Historical Society of
County Seat Council Bluffs, Iowa
Historic General Dodge House...
If it wasn't for Grenville Dodge, the Omaha/Council Bluffs would be different. A whole lot different. Some have speculated our combined population might be around 15,000 rather approaching a million.
It was all about the railroads, and it it wasn't for Dodge they wouldn't have come here to the extent they did. Some was intentional, some fortuitous, but it doesn't really matter: the railroads came.
By the late 1860′s Grenville M. Dodge was not only a nationally known and respected military general, railroad builder, and politician, he was one of the wealthiest citizens of Iowa. Council Bluffs was home, and he set forth to create a house that he could be comfortable in and enjoy the rest of his his life.
Dodge commissioned Chicago architect William Boyington to design his mansion, which was to be perched on a hill where he could view his growing and prospering city. Boyington had just completed Terrace Hill in Des Moines for Iowa’s first millionaire, Benjamin Franklin Allen.

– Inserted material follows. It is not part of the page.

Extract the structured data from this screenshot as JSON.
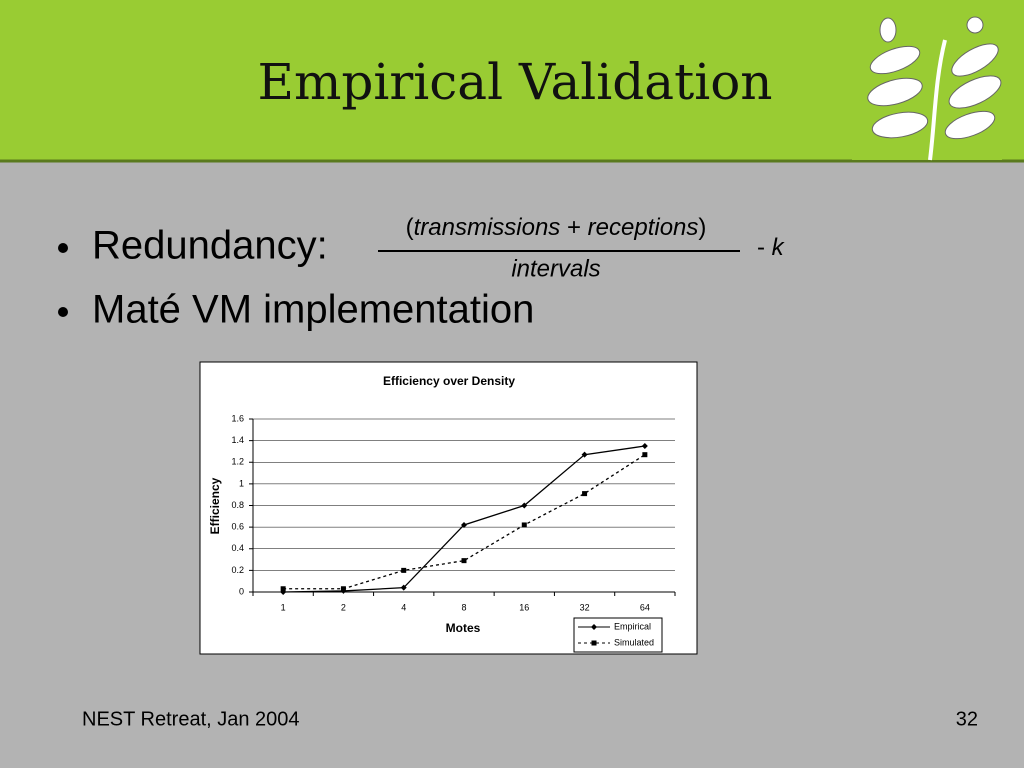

The house at 605 Bond Street (now 3rd Street) combined elements of grace and vigor, with space for Mrs. Dodge to enjoy her interests of roses, poetry, and classical music and as well as space to entertain political and military dignitaries. The house incorporated many lovely woods including butternut and walnut as well as the rare amenities of central heating and hot and cold running water. The final cost was $30,000, a very impressive amount in 1869.
Following Dodge’s death in 1916 the home remained occupied by a member of the family until 1943. The house was offered to various groups in 1949 but there were no takers, so the contents were auctioned off and the house sold to Frances Taylor for $15,000. During that time the large archway between parlors was filled in and one of the bedrooms cut in half by a wall for its new life as a boarding house for teachers.
In 1963 a move was spearheaded by the Historical Society of Pottawattamie County to acquire the home. It was purchased for $30,000 in 1964. Though restoration was not complete tours were offered beginning in 1965. The adjacent Beresheim House was added to the museum complex in 1975.
The only National Historic Landmark in Council Bluffs, the museum is open for tours Tuesday through Sunday. It is closed in January and major holidays.